W sierpniu wydaliśmy na zakupy o 5,2 proc. więcej niż rok temu (w cenach stałych o 3,1 proc.) – ogłosił wczoraj GUS. To nieco mniejszy wzrost, niż spodziewali się ekonomiści.
Ich zdaniem to turystyka krajowa i wydatki związane z urlopami sprawiły, że sprzedaż jest „na plusie”. – Łączny wkład wzrostu krajowych wydatków turystycznych w stosunku do dynamiki sprzedaży detalicznej w cenach bieżących wyniósł 1,2 pkt proc. w lipcu i 1,6 pkt proc. w sierpniu, co oznacza, że z wyłączeniem tego wpływu nominalna dynamika sprzedaży detalicznej w sierpniu wynosiłaby jedynie 3,6 proc. w skali roku – wylicza Adam Czerniak, ekonomista Invest-Banku SA.
Podobnie uważa Piotr Bujak, starszy ekonomista Banku Zachodniego WBK. – W warunkach silnego osłabienia złotego Polacy ograniczyli wyjazdy za granicę, wydawali pieniądze w kraju – podkreśla Bujak.

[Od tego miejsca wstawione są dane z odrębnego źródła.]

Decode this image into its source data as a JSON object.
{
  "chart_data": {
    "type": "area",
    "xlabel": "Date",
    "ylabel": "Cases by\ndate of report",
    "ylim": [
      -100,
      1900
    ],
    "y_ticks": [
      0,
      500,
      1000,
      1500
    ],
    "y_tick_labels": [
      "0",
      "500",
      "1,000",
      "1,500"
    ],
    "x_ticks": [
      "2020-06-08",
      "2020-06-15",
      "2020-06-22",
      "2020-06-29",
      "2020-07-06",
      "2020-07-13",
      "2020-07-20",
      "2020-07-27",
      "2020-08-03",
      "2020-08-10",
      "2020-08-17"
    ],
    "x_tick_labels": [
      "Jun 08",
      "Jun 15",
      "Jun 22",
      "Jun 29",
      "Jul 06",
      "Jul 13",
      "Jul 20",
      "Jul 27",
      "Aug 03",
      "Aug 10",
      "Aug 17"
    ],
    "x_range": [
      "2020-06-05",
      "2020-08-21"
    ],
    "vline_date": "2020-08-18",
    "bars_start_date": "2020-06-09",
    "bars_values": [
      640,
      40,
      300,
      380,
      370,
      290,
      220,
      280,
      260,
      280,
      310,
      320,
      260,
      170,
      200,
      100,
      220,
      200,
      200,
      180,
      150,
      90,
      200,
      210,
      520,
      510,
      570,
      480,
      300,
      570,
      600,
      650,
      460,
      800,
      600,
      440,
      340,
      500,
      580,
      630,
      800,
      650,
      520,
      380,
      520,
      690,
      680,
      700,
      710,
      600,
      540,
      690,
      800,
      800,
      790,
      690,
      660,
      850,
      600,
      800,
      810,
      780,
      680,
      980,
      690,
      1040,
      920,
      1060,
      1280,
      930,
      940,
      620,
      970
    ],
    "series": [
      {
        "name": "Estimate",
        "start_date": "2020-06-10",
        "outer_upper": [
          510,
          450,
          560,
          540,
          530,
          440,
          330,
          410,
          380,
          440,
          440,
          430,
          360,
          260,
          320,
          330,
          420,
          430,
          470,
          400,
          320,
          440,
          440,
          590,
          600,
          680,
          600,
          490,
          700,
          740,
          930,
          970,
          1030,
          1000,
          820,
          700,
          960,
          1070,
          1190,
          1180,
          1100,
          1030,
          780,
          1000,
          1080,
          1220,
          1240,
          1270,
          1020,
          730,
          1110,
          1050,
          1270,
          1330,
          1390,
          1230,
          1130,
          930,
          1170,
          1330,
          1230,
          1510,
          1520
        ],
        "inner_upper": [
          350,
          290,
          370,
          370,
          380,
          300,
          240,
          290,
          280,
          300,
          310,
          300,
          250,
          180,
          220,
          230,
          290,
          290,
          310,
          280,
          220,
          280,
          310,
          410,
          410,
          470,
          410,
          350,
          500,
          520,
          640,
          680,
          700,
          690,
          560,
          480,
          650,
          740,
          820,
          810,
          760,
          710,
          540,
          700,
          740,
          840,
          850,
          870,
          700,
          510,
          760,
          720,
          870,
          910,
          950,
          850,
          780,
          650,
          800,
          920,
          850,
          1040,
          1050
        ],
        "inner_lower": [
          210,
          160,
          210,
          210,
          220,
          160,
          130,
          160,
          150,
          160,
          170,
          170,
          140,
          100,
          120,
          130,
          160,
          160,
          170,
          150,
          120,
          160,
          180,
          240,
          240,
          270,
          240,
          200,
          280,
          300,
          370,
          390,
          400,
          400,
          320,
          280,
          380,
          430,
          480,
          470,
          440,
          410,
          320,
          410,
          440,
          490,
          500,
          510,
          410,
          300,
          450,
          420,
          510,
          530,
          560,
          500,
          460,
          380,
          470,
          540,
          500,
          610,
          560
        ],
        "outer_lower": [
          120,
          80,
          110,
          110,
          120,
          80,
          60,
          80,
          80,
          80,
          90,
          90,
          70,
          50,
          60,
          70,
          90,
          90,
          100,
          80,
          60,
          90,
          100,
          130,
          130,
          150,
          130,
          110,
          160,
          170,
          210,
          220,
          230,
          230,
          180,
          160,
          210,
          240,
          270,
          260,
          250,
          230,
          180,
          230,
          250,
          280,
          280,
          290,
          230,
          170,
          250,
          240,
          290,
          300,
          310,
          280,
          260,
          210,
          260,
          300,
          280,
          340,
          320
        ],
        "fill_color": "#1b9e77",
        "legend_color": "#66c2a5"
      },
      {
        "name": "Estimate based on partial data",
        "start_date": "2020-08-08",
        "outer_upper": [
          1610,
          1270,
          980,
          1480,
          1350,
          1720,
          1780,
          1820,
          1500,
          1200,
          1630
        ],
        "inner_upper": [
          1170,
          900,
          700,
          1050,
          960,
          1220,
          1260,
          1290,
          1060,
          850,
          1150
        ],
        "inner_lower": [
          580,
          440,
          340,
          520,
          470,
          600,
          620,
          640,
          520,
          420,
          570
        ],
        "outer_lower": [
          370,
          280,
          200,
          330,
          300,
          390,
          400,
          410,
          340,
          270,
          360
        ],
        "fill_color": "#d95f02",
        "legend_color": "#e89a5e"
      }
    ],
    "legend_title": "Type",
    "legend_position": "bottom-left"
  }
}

Z danych GUS wynika, że w stosunku do wydatków z sierpnia 2008 r. mniej wydaliśmy w cenach stałych na meble, sprzęt AGD/RTV (o 5 proc.), samochody (2,9 proc.), paliwa (4,6 proc.). Wzrosły z kolei wydatki na żywność, napoje i wyroby tytoniowe (o 5,3 proc.), farmaceutyki i kosmetyki (13,2 proc.), odzież (23,7 proc.) oraz książki i prasę (5,7 proc.). Wciąż kupujemy więcej niż rok temu w dyskontach (o 21,3 proc.).
– Na razie konsumpcja indywidualna się nie zmniejsza, bo ludzie starają się nie zmieniać przyzwyczajeń zakupowych. Jednak mogą zacząć oszczędzać, bo płace realnie tracą na wartości – zwraca uwagę Maria Drozdowicz-Bieć, prof. SGH.